Maar goed, de minister doet een poging om bij te benen. In de vele jaren dat ik achter tralies kom, is het de eerste keer dat kabinetsmedewerkers mee gingen kijken naar initiatieven bij de buren. De organisatie ‘Exodus’ runt in Nederland al meer dan dertig jaar transitiehuizen. Het Noorse gevangenissysteem stelt onomwonden: ‘Daders hebben onze maatschappij gekwetst. Nu gaan we in hen investeren, tijd en geld, opdat ze straks aan diezelfde maatschappij een positieve bijdrage kunnen leveren.’
Menselijkheid en verantwoordelijkheid
En zo creëerden zij gevangenishuizen waar gedetineerden getraind worden in sociale vaardigheden en waar penitentiaire beambten zich mee engageren in hun zoektocht naar werk en verenigingsleven. (Tussen haakjes en voor een ander opiniestuk: de opleiding van gevangenispersoneel duurt twee jaren en – naar verluidt – dateert de laatste staking alweer van zo’n vijfentwintig jaar geleden.)

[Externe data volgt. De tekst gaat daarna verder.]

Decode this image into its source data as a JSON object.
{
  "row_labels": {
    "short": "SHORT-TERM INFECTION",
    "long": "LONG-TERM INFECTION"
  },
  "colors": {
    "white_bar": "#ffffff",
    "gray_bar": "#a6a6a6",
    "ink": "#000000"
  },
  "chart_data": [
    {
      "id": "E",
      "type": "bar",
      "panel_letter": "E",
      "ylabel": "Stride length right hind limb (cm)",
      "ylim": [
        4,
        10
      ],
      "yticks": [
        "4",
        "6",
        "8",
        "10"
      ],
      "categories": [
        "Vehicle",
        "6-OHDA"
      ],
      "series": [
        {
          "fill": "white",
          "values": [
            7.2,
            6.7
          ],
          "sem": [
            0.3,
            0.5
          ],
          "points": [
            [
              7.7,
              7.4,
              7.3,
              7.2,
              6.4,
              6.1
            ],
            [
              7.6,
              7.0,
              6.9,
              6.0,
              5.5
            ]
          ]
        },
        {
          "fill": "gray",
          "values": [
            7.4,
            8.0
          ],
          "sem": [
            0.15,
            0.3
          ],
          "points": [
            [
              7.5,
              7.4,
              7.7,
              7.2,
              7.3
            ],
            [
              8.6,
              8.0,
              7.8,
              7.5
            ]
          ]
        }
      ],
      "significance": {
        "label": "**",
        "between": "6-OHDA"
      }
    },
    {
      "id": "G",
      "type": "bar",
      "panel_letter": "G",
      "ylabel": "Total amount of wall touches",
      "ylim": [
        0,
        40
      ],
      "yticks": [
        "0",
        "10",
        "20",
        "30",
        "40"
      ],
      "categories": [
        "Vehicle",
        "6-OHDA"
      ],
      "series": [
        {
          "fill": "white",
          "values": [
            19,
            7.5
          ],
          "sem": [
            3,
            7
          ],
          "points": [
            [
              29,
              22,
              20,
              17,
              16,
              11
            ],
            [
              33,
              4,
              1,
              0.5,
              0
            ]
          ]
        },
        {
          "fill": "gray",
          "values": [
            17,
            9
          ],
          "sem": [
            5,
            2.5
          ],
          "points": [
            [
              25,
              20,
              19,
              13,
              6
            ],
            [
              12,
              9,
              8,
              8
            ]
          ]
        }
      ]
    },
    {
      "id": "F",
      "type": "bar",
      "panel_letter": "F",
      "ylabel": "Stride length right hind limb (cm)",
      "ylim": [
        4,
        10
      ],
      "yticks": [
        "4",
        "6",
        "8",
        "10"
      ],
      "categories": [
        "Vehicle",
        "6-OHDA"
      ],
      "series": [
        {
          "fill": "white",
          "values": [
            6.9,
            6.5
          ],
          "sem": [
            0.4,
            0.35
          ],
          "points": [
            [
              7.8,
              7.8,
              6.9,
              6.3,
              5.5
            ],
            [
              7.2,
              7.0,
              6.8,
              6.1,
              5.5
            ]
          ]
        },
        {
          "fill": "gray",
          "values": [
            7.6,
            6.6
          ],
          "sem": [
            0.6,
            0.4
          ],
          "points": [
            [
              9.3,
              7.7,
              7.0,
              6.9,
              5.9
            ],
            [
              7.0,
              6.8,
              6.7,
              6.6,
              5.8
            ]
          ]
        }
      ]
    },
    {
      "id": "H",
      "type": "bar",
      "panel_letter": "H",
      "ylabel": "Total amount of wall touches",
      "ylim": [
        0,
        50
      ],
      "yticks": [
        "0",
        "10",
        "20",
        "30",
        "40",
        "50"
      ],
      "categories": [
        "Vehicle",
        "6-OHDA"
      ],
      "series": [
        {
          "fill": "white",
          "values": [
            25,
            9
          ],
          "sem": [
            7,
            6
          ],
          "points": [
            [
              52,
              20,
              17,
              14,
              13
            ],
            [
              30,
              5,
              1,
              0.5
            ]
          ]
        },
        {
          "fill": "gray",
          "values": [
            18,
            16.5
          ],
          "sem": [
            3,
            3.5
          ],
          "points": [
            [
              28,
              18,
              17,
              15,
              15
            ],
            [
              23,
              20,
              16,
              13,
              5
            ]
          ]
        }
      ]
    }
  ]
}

In Brazilië, een land waar verder ook afschuwelijk grote gevangenissten staan met grotere wantoestanden, kent men sinds decennia de APAC*-methode, waarbij verenigingen bescherming en bijstand bieden aan veroordeelden. Deze gevangenissen gaan uit van principes als menselijkheid en verantwoordelijkheid. Gevangenen hanteren er zelf de sleutels. APAC staat voor kleine gevangenissen dicht bij de familie, voor vrijwilligerswerk, voor spiritualiteit, voor jobstraining, voor therapeutische begeleiding van agressie- en drugsproblematiek. En voor vertrouwen. Daar waar het recidivecijfer in Brazilië meer dan 80% bedraagt, slagen APAC-‘huizen’ erin om het onder de 10% te brengen.
Als je aan de gevangenen daar vraagt wat voor hen het verschil maakt met de andere gevangenissen, antwoorden zij: o amor. Zorg en waardigheid maken ons tot betere mensen. ‘Liefde’ is vooralsnog niet opgenomen in het charter van de Belgische transitiehuizen. Maar met het ontwerp neemt men de angst alvast niet tot enige maatstaf en al zeker afstand van repressie.